A trip to almost any beach this summer shows that clunky beach umbrellas have made way for the lighter, less-likely-to-fly-way sunshade. An Israeli company founded by a former skydiver takes credit for pioneering the product, variations of which dot the sands from Eilat to Malibu.

In 2011 Ilan Elmaleh launched the Otentik sunshade, a play on the Hebrew words for tent, ohel, and bag, tik, to sound like “authentic.”

The company is headquartered in the central Israeli town of Beit Yanai, and makes the Otentik from a stretch of material supported by extendable poles that are secured in the sand with sand or rocks. It’s hardly the only sunshade on the market — other brands include Botindo and Sun Ninja, which sells an eight-person shelter.

But Elmaleh said he was the first to hit upon a design for this next generation of sun protection.

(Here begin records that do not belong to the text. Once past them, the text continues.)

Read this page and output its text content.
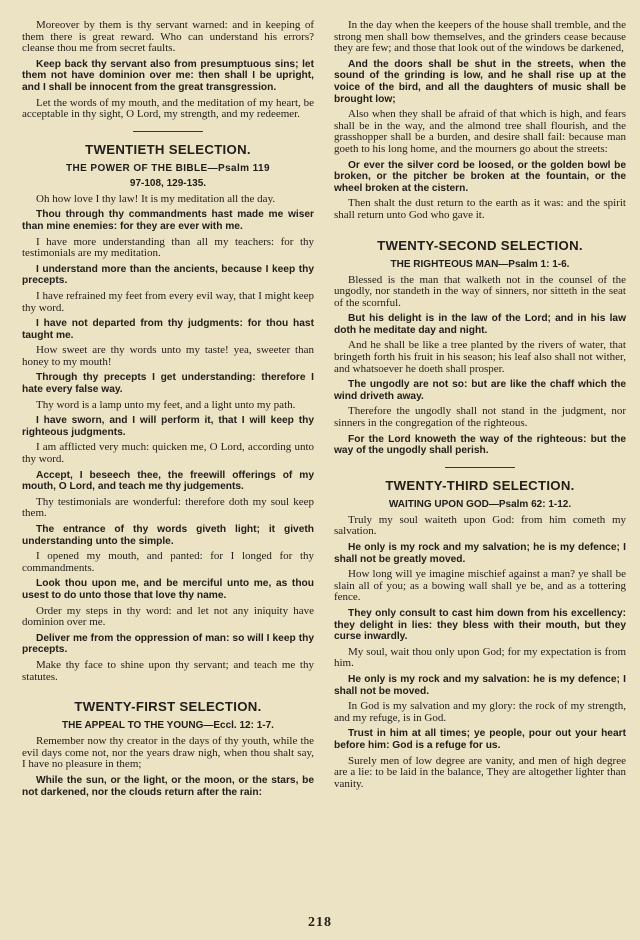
Moreover by them is thy servant warned: and in keeping of them there is great reward. Who can understand his errors? cleanse thou me from secret faults.

Keep back thy servant also from presumptuous sins; let them not have dominion over me: then shall I be upright, and I shall be innocent from the great transgression.

Let the words of my mouth, and the meditation of my heart, be acceptable in thy sight, O Lord, my strength, and my redeemer.

TWENTIETH SELECTION.
THE POWER OF THE BIBLE—Psalm 119
97-108, 129-135.

Oh how love I thy law! It is my meditation all the day.

Thou through thy commandments hast made me wiser than mine enemies: for they are ever with me.

I have more understanding than all my teachers: for thy testimonials are my meditation.

I understand more than the ancients, because I keep thy precepts.

I have refrained my feet from every evil way, that I might keep thy word.

I have not departed from thy judgments: for thou hast taught me.

How sweet are thy words unto my taste! yea, sweeter than honey to my mouth!

Through thy precepts I get understanding: therefore I hate every false way.

Thy word is a lamp unto my feet, and a light unto my path.

I have sworn, and I will perform it, that I will keep thy righteous judgments.

I am afflicted very much: quicken me, O Lord, according unto thy word.

Accept, I beseech thee, the freewill offerings of my mouth, O Lord, and teach me thy judgements.

Thy testimonials are wonderful: therefore doth my soul keep them.

The entrance of thy words giveth light; it giveth understanding unto the simple.

I opened my mouth, and panted: for I longed for thy commandments.

Look thou upon me, and be merciful unto me, as thou usest to do unto those that love thy name.

Order my steps in thy word: and let not any iniquity have dominion over me.

Deliver me from the oppression of man: so will I keep thy precepts.

Make thy face to shine upon thy servant; and teach me thy statutes.

TWENTY-FIRST SELECTION.
THE APPEAL TO THE YOUNG—Eccl. 12: 1-7.

Remember now thy creator in the days of thy youth, while the evil days come not, nor the years draw nigh, when thou shalt say, I have no pleasure in them;

While the sun, or the light, or the moon, or the stars, be not darkened, nor the clouds return after the rain:

In the day when the keepers of the house shall tremble, and the strong men shall bow themselves, and the grinders cease because they are few; and those that look out of the windows be darkened,

And the doors shall be shut in the streets, when the sound of the grinding is low, and he shall rise up at the voice of the bird, and all the daughters of music shall be brought low;

Also when they shall be afraid of that which is high, and fears shall be in the way, and the almond tree shall flourish, and the grasshopper shall be a burden, and desire shall fail: because man goeth to his long home, and the mourners go about the streets:

Or ever the silver cord be loosed, or the golden bowl be broken, or the pitcher be broken at the fountain, or the wheel broken at the cistern.

Then shalt the dust return to the earth as it was: and the spirit shall return unto God who gave it.

TWENTY-SECOND SELECTION.
THE RIGHTEOUS MAN—Psalm 1: 1-6.

Blessed is the man that walketh not in the counsel of the ungodly, nor standeth in the way of sinners, nor sitteth in the seat of the scornful.

But his delight is in the law of the Lord; and in his law doth he meditate day and night.

And he shall be like a tree planted by the rivers of water, that bringeth forth his fruit in his season; his leaf also shall not wither, and whatsoever he doeth shall prosper.

The ungodly are not so: but are like the chaff which the wind driveth away.

Therefore the ungodly shall not stand in the judgment, nor sinners in the congregation of the righteous.

For the Lord knoweth the way of the righteous: but the way of the ungodly shall perish.

TWENTY-THIRD SELECTION.
WAITING UPON GOD—Psalm 62: 1-12.

Truly my soul waiteth upon God: from him cometh my salvation.

He only is my rock and my salvation; he is my defence; I shall not be greatly moved.

How long will ye imagine mischief against a man? ye shall be slain all of you; as a bowing wall shall ye be, and as a tottering fence.

They only consult to cast him down from his excellency: they delight in lies: they bless with their mouth, but they curse inwardly.

My soul, wait thou only upon God; for my expectation is from him.

He only is my rock and my salvation: he is my defence; I shall not be moved.

In God is my salvation and my glory: the rock of my strength, and my refuge, is in God.

Trust in him at all times; ye people, pour out your heart before him: God is a refuge for us.

Surely men of low degree are vanity, and men of high degree are a lie: to be laid in the balance, They are altogether lighter than vanity.

218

He said he got the idea when a strong wind blew away his tarp shelter while camping at the beach, and a. He also worked as an event planner, and was tired of watching strong winds blow down tents he set up. So he created a tent that flowed similarly to a parachute, moving with the wind instead of against it.

“Without thinking, I took plastic bags and filled them with sand and tied them to the tarp,” he said in an interview. “When we got home, I Googled the idea of sandbags and saw that in 1936 someone wrote about it. I looked for something similar on the market and when I couldn’t find anything, I set to work on the patent.”

The Otentik weighs about 4 lbs. Touting its weight, the product website promises “No More Shlepping.”

Elmaleh — and his competitors — also promote their sunshades as protection from the UV rays that put beachgoers at risk for skin cancer and eye damage. Otentik says their sunshades provide a UV protection factor of 50+.

Retailing between $89 and $169, the tents provide shade for three to seven people, depending on the model.A first-time inventor, the Ashdod born Elmaleh spent two years on the design before releasing it. He told Israel21C a that the key design element was a lightweight Italian swimsuit material, resistant to elements like chlorine and sand, nimbly stretched over the top of flexible poles. The tents are manufactured in the Druze village of Peki’in located in Israel’s Northern District.

“To say this is an Israeli product gives me a great sense of pride,” Elmaleh said.